Double-J (DJ) ureteral stents are essential for managing urinary tract obstruction, infection, and perioperative drainage, but up to 80% of patients develop stent-relayed symptoms (SRS), and serious events such as encrustation, infection, and calcification often needing intervention. This review assesses the prevalence, risk factors, and management of DJ stent complications.

Methods

Following PRISMA guidelines (PROSPERO CRD420251111481), MEDLINE, CINAHL, EMBASE, and Cochrane Central were searched (2015–2025) for English-language adult studies on DJ stents reporting complications or management. Pediatric, transplant, and pregnant populations, case reports, reviews, and animal studies were excluded. Two reviewers independently screened and extracted data. The primary outcome was complication incidence, with PICO framework: (P) adults with DJ stent; (I) management of stent-related complications; (O) incidence, type, and pattern of complications and risk factors.

Results

Forty-three studies (22,058 patients) were included. Urolithiasis was the main indication, followed by perioperative support, obstructive uropathy, and malignancy. Overall, 7,363 complications were reported.
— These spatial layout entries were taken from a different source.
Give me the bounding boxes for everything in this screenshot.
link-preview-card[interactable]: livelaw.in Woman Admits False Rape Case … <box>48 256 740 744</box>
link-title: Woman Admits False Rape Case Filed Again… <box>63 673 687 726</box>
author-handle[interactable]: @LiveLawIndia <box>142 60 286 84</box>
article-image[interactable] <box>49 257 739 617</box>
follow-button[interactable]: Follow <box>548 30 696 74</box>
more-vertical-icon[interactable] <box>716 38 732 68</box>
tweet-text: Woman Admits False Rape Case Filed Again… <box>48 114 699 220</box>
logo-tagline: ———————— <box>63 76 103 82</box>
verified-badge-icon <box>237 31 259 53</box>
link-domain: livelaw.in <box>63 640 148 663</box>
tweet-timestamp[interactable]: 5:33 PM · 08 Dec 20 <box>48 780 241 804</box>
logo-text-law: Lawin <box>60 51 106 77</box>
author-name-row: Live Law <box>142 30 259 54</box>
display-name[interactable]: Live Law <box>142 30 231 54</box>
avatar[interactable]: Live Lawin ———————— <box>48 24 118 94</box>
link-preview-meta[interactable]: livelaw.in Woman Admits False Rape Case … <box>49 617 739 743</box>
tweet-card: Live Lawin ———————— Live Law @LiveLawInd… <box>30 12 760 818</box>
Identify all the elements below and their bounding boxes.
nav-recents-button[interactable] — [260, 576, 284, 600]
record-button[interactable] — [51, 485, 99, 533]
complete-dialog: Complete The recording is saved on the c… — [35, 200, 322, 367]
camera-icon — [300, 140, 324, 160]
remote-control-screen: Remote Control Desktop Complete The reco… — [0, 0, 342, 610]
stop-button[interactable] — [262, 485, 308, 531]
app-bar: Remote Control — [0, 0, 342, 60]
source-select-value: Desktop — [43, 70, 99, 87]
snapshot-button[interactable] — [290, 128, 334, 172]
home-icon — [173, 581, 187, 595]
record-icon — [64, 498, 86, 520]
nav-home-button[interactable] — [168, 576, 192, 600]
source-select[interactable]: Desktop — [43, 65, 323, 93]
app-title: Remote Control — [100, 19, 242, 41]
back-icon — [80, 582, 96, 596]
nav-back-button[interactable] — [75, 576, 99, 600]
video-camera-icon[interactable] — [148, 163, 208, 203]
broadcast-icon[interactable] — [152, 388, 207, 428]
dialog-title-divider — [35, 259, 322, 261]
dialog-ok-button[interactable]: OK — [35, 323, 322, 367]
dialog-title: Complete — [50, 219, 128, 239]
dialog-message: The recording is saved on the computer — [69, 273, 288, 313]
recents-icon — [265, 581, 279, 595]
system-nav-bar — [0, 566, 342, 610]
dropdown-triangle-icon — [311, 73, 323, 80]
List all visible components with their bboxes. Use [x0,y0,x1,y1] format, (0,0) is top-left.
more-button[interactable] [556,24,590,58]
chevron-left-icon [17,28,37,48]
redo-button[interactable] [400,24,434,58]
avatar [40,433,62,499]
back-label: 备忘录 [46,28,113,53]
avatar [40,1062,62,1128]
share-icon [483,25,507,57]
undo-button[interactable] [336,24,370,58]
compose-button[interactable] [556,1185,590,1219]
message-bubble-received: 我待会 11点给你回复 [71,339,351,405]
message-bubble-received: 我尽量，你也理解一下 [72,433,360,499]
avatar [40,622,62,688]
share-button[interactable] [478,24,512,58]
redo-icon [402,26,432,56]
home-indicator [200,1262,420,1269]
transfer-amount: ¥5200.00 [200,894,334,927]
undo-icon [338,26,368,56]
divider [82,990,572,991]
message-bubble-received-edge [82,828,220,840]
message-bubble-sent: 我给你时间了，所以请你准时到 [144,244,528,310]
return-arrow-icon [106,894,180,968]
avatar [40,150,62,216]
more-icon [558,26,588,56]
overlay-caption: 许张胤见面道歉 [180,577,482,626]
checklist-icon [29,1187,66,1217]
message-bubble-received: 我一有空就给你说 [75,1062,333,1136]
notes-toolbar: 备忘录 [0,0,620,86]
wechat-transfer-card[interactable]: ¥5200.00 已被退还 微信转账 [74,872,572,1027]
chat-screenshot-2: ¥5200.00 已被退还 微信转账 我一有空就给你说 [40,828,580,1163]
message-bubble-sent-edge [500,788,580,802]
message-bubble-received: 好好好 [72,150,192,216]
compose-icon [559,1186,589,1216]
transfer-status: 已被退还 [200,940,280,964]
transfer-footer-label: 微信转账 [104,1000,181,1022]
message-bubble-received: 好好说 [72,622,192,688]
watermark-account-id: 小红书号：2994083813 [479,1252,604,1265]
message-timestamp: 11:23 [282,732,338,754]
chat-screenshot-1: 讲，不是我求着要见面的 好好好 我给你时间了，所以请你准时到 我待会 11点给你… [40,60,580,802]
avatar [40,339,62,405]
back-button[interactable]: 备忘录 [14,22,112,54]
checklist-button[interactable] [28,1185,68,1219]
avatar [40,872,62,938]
The most frequent were lower urinary tract symptoms (38.9%), pain (16.1%), hematuria (11.37%) and infectious complications (11.1%). Mechanical complications (13.3%), predominantly stent encrustation, and renal dysfunction (2%) also occurred. About one in three patients had at least one complication, often requiring readmission. Stent dwell time (7 days to 147 months) was strongly associated with encrustation and need for endourological intervention. Risk of bias was generally moderate.

Conclusions

DJ stent-related complications are common, particularly LUTS, hematuria, pain, and encrustation. Prolonged dwell time markedly increases morbidity, underscoring the need for standardized follow-up and better patient education to reduce preventable events and improve outcomes.